Drawing on experimental concepts first developed at RML a decade ago, the research team exposed two groups of 6-week-old mice to different strains of the agent that causes scrapie, a brain-wasting disease of sheep. Within 150 days of being inoculated with the natural form of scrapie prion protein, all 70 mice in the control group showed visible signs of infection: twitching, emaciation and poor coordination. In contrast, the scientists observed 128 transgenic mice--those engineered to produce prion protein without a glycophosphoinositol (GPI) cell membrane anchor--for 500 to 600 days and saw no signs of scrapie disease. Subsequent electron microscopic examinations at UCSD, however, confirmed that they produced amyloid fibrils, an abnormal form of prion protein, and that they even had brain lesions. More remarkably, according to Dr. Chesebro, the diseased brain tissue resembled that found in Alzheimer's disease rather than in scrapie.
Chesebro mentions two theories as to why the transgenic mice did not show symptoms of illness despite being infected:
- The host cell might require the GPI anchor to receive the "toxic signal" from the abnormal prion protein
- The plaques might be less toxic than the non-plaque form of prion protein clumps
In either case, more time might be required to produce disease due to the reduced toxicity, Dr. Chesebro says.
"There was so much about this research that surprised us and gave us ideas to pursue," says Dr. Chesebro. "First, the mice didn't get sick. That's very significant. Second, the dense accumulations of scrapie plaque in the brain resembled the plaque seen in Alzheimer's, but it wasn't toxic," which might support more recent concepts about plaque in Alzheimer's patients. "Previously, most researchers thought plaques were the toxic component of Alzheimer's that kills neurons, and many treatments focus on removing the plaques. But what if the plaques are inert, as they were in this research? What if only small clumps are toxic?"

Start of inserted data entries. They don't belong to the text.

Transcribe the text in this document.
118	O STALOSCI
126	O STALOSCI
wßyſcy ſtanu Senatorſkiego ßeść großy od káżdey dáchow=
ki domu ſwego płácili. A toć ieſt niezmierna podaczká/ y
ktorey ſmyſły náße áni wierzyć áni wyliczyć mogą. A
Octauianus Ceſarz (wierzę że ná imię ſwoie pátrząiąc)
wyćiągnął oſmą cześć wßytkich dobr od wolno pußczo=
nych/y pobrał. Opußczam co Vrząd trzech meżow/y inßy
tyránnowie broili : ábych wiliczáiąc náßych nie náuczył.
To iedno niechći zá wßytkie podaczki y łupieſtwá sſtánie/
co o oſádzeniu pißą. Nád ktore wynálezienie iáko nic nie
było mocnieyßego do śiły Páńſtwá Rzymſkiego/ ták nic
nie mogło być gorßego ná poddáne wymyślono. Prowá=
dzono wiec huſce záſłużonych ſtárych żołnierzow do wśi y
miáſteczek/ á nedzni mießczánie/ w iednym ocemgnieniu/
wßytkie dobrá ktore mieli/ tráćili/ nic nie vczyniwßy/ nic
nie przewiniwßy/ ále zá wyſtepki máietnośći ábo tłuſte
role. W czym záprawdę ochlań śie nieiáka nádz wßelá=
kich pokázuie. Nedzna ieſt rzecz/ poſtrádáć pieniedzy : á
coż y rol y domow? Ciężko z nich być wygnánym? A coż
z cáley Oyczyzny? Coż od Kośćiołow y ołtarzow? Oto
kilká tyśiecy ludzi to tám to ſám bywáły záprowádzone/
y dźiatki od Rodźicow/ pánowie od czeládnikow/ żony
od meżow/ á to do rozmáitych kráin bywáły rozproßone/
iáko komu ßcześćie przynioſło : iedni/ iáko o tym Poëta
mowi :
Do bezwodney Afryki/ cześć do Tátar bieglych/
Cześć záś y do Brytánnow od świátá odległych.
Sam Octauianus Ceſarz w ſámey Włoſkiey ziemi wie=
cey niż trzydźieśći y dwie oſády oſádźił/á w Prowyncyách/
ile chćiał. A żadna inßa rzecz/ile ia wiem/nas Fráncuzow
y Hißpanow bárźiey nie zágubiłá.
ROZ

If this hypothesis proves correct, Dr. Chesebro says, the ongoing research could eventually alter scientists' views on preventing prion diseases, shifting emphasis away from stopping the production of prion protein clumps and toward preventing interactions with prion protein anchored to cells, or learning to direct abnormal prion protein accumulations to specific parts of the brain where they will not produce symptoms.
"Abnormal prion protein by itself may not be rapidly lethal--in these mice it wasn't," Dr. Chesebro says.